Tampoco había demasiado rigor científico en su representación —una adaptación de la novela de Conan Doyle filmada en 1960 usó como dinosaurios imágenes de iguanas con cuernos de goma—, aunque la saga producida por Spielberg también tiene sus fallos: además de las nuevas especies inventadas para las películas, otras auténticas, como los velocirraptores, son más grandes de lo que fueron en la realidad, para hacerlos mas amenazadores.
El cineasta cayó en la misma trampa que el nuevo dueño del parque en Jurassic World, al que el jefe del laboratorio le dice: “Usted no quería realismo, quería más colmillos”.
Aunque quizá el mayor fallo es que, cinco películas después, a nadie se le haya ocurrido que trapichear con bestias de toneladas de peso y garras y colmillos de medio metro, es una idea que, tarde o temprano, va a acabar fatal.

Spielberg, Godzilla y el regreso del monstruo urbano
Uno de los giros más audaces de El mundo perdido fue trasladar al tiranosaurio fuera de la isla, llevándolo a las calles de San Diego. Esta secuencia final, inspirada abiertamente en la saga de Godzilla, convirtió al dinosaurio en una criatura desorientada que siembra el caos sin comprender el entorno que lo rodea.
Spielberg lo explicó como un homenaje al cine japonés de monstruos, pero también como una forma de explorar qué pasaría si el ser humano perdiera el control absoluto sobre sus propias creaciones.
A diferencia de otras escenas de la saga, esta invasión urbana no tiene un enfoque puramente destructivo. El dinosaurio no actúa como un villano, sino como un animal desplazado, separado de su ecosistema y forzado a sobrevivir en un entorno hostil.
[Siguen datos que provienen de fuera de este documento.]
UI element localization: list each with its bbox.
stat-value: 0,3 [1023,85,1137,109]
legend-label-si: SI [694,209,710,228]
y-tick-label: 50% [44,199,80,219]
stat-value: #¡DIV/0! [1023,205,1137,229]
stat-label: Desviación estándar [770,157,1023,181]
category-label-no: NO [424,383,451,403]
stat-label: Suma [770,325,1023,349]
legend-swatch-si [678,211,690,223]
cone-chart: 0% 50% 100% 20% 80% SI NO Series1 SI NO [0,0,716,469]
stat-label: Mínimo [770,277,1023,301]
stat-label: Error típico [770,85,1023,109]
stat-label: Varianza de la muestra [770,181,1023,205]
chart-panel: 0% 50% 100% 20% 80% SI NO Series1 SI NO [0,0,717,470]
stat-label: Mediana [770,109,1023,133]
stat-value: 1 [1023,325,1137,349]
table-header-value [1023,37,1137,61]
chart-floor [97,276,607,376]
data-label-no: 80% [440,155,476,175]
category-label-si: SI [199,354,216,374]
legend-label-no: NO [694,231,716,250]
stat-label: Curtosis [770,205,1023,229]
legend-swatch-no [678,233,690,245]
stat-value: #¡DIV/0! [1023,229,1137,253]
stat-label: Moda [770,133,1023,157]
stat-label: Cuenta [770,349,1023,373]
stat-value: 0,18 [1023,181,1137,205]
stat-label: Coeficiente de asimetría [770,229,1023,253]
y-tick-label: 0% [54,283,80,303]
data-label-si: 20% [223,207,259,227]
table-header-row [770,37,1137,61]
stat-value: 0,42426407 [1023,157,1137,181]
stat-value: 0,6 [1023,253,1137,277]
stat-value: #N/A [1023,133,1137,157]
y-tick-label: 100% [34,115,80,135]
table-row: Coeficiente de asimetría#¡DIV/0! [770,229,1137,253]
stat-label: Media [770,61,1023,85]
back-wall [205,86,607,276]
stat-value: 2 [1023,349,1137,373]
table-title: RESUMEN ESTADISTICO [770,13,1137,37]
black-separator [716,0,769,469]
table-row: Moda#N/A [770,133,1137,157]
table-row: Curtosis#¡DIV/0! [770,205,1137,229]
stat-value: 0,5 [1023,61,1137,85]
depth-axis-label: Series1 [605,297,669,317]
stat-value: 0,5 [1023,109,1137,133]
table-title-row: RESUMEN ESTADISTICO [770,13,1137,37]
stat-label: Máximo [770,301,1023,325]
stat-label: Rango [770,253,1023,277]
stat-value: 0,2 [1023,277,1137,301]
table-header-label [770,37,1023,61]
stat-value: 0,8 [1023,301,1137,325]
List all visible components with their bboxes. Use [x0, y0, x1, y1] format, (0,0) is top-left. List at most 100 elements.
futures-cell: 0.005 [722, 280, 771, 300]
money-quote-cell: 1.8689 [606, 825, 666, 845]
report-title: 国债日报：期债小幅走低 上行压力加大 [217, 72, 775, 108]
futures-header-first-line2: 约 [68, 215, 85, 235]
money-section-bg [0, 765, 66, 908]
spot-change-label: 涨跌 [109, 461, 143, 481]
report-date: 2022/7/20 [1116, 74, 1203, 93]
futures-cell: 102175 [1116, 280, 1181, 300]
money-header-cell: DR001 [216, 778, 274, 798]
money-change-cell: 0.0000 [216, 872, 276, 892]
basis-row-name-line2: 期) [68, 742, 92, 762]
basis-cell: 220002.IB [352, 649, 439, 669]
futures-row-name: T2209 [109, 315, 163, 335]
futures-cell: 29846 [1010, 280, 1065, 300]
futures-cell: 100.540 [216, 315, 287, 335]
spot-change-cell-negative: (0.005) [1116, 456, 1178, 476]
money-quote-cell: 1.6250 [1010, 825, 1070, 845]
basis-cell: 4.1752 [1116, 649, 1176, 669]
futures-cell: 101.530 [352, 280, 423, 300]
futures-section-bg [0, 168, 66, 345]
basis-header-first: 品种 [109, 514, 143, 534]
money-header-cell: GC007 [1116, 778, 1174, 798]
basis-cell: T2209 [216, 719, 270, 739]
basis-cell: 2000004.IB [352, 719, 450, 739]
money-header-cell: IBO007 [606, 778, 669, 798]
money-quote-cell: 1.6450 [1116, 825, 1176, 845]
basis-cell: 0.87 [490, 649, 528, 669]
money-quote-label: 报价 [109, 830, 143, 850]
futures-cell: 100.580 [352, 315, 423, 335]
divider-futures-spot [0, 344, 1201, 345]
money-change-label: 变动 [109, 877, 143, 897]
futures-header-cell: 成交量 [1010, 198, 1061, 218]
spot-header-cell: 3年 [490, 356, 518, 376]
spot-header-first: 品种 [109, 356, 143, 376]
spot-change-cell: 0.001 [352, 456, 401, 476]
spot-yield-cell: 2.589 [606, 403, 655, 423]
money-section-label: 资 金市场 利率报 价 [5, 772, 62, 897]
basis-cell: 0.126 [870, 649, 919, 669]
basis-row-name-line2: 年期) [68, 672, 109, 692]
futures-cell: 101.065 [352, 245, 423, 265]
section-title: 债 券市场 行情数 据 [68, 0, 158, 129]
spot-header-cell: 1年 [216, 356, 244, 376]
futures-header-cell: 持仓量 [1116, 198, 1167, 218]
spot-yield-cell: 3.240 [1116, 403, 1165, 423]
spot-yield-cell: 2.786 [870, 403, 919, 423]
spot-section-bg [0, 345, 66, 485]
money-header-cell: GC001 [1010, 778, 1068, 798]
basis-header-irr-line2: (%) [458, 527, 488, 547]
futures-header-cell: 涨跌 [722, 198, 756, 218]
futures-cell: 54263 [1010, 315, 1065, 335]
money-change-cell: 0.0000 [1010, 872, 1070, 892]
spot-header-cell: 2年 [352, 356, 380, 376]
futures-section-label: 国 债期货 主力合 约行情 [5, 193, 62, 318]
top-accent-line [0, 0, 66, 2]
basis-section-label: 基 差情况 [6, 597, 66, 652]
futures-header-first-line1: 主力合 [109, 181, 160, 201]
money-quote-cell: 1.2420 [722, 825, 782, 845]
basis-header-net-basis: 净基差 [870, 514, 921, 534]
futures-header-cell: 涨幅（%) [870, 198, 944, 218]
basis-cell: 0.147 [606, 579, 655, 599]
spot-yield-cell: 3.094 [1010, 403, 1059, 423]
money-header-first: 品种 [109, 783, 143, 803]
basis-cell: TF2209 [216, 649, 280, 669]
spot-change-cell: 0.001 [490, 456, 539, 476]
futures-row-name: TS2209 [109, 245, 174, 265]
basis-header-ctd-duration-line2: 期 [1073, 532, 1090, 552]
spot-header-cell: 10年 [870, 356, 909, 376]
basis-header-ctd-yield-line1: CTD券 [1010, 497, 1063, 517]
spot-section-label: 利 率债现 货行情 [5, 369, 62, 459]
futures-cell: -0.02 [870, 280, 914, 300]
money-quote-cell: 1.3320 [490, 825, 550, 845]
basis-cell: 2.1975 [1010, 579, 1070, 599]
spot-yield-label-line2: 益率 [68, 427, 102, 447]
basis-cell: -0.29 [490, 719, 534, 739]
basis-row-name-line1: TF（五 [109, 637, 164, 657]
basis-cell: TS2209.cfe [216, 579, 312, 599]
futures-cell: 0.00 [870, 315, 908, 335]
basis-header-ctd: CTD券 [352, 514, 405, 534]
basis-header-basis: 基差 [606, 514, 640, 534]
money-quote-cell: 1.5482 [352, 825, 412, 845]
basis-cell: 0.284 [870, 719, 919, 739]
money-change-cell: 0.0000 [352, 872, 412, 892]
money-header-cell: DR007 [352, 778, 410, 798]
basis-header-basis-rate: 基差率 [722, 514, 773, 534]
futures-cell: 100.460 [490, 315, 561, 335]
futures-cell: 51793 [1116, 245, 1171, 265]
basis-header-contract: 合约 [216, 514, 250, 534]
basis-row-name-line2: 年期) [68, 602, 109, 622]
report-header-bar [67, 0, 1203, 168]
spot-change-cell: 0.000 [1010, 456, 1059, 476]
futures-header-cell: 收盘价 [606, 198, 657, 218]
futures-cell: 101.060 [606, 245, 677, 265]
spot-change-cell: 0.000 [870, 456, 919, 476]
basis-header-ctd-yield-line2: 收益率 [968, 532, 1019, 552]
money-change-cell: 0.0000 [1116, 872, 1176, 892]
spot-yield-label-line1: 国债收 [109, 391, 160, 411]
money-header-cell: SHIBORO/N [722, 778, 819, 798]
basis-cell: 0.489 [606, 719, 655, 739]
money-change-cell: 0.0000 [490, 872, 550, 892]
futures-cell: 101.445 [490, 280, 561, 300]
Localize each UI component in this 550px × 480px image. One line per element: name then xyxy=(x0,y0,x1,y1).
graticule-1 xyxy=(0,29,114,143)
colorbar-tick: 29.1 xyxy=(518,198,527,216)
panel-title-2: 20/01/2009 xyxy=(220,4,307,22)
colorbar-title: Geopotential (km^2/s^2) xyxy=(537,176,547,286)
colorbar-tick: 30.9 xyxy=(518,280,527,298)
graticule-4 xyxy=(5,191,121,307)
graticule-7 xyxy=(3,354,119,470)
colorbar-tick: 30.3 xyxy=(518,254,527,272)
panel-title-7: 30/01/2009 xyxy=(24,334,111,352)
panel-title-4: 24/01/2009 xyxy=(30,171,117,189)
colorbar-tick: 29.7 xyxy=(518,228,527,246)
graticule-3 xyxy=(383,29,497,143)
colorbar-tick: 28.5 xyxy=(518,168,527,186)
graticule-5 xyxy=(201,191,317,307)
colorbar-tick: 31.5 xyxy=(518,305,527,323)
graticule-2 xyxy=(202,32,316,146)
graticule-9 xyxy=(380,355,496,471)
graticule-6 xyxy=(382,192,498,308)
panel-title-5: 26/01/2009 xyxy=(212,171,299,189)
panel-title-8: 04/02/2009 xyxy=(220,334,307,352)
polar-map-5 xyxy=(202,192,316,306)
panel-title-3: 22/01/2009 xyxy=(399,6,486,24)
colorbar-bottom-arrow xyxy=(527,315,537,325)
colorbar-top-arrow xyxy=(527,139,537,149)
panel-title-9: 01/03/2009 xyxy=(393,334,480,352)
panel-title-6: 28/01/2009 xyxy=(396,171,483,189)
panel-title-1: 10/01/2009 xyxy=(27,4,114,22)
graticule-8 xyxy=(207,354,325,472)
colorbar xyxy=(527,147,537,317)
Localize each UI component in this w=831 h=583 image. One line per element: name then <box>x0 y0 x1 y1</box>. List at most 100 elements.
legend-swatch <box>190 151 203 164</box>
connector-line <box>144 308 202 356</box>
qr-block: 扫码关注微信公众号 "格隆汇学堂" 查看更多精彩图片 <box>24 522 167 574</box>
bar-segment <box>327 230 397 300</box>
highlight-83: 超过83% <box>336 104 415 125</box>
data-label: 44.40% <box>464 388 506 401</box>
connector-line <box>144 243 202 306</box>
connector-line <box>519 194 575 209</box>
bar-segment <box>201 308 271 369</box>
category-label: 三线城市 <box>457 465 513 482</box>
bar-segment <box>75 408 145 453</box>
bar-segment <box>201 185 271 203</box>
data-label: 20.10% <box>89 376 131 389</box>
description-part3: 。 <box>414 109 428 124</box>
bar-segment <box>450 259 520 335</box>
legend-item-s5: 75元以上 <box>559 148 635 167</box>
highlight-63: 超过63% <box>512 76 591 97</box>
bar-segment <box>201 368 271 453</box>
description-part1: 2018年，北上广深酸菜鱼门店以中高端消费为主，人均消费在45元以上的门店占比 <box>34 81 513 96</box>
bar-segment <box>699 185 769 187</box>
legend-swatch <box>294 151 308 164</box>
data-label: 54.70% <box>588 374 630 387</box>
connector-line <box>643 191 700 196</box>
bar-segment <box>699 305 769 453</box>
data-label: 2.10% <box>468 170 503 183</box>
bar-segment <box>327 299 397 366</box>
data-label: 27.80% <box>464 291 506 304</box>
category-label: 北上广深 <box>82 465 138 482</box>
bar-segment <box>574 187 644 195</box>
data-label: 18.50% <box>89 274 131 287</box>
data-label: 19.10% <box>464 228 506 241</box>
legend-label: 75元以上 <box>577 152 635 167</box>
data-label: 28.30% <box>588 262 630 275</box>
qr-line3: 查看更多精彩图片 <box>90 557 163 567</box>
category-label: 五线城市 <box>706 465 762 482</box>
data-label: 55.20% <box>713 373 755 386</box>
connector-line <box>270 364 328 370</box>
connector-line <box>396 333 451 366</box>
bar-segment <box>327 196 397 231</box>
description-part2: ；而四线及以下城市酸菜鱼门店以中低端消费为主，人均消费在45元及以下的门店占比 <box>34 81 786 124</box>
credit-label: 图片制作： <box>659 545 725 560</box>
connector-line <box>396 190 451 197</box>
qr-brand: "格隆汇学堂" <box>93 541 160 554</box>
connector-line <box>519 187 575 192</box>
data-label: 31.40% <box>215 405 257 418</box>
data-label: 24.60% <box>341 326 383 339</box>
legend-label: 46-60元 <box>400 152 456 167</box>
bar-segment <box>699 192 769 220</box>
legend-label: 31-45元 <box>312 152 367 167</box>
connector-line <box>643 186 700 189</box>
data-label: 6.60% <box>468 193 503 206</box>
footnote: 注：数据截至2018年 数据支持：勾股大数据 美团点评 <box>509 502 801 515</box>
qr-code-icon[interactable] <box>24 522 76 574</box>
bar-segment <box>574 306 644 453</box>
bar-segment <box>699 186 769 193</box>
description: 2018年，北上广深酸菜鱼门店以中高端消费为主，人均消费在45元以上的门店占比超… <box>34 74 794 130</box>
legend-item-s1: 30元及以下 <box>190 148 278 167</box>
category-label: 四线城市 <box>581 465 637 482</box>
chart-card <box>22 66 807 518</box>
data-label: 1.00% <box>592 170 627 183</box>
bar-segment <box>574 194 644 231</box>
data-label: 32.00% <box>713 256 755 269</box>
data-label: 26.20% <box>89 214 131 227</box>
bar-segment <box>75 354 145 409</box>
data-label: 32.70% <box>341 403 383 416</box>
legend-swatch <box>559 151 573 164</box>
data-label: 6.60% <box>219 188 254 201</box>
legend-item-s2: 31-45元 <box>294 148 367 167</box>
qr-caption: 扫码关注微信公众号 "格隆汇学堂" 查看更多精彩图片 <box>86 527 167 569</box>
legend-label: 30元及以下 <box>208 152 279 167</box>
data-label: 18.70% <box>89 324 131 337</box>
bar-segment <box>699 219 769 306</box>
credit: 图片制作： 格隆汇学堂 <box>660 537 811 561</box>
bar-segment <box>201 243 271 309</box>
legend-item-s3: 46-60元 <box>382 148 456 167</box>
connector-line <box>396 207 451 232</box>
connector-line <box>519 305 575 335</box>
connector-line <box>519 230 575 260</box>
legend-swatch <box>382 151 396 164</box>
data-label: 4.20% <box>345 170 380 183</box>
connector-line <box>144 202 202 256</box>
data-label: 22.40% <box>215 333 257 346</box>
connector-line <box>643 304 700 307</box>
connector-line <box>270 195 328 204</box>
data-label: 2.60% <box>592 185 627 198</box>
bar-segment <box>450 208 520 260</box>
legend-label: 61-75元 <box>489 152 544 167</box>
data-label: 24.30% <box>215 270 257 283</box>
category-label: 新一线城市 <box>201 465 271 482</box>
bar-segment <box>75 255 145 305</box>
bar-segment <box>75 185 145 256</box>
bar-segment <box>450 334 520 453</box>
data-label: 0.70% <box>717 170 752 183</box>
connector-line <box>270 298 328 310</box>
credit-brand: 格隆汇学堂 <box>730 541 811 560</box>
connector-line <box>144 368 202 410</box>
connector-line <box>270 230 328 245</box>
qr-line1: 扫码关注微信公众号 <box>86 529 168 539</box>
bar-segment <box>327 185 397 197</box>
Esa ambigüedad ética —donde lo temido no es solo la bestia, sino la decisión humana que la llevó hasta allí— refuerza el tono crítico que recorre toda la película. El monstruo ya no es el dinosaurio, sino el sistema que lo puso en jaque.
El miedo en nuestras propias calles
Además, el segmento urbano permitió un despliegue técnico que superó lo visto en la primera película. El equipo de efectos especiales combinó animatrónica con CGI de última generación para mostrar al T. rex interactuando con objetos reales, como autobuses, casas y piscinas.
Esta integración visual fue tan eficaz que marcó un precedente para futuras películas del género, demostrando que los dinosaurios podían funcionar también fuera de la selva… y que el miedo podía migrar del laboratorio a nuestras propias calles.

El laboratorio fuera de campo: ciencia ausente, consecuencias presentes
Una de las diferencias más notorias entre Parque Jurásico y El mundo perdido es la forma en que se representa —o se omite— la ciencia.
Mientras que la primera entrega dedicaba varios minutos a explicar el proceso de clonación y manipulación genética, en la secuela Spielberg optó por dejar esos aspectos fuera de plano. No hay largas exposiciones sobre ADN fósil ni debates entre genetistas: el foco se desplaza de la creación al uso, de la teoría a las consecuencias.
Esta decisión narrativa tiene un efecto significativo: al eliminar la ciencia como protagonista, la película se centra en las implicaciones éticas y comerciales del experimento jurásico.
La empresa InGen no aparece ya como un laboratorio pionero, sino como una multinacional que busca rentabilizar a toda costa sus activos biotecnológicos. La reflexión ya no gira en torno a si se puede crear vida, sino a si se debería comercializar.
Ese enfoque conecta con otros temas recurrentes en la obra de Michael Crichton, como la crítica a la ciencia sin supervisión ética o la tecnología convertida en espectáculo.
Aunque Spielberg se alejó del texto original, conservó esa preocupación de fondo: la ciencia no falla porque esté mal hecha, sino porque es usada por quienes no entienden —o no les importa— sus límites. En El mundo perdido, el silencio del laboratorio es el ruido de fondo de un error que ya no se puede deshacer.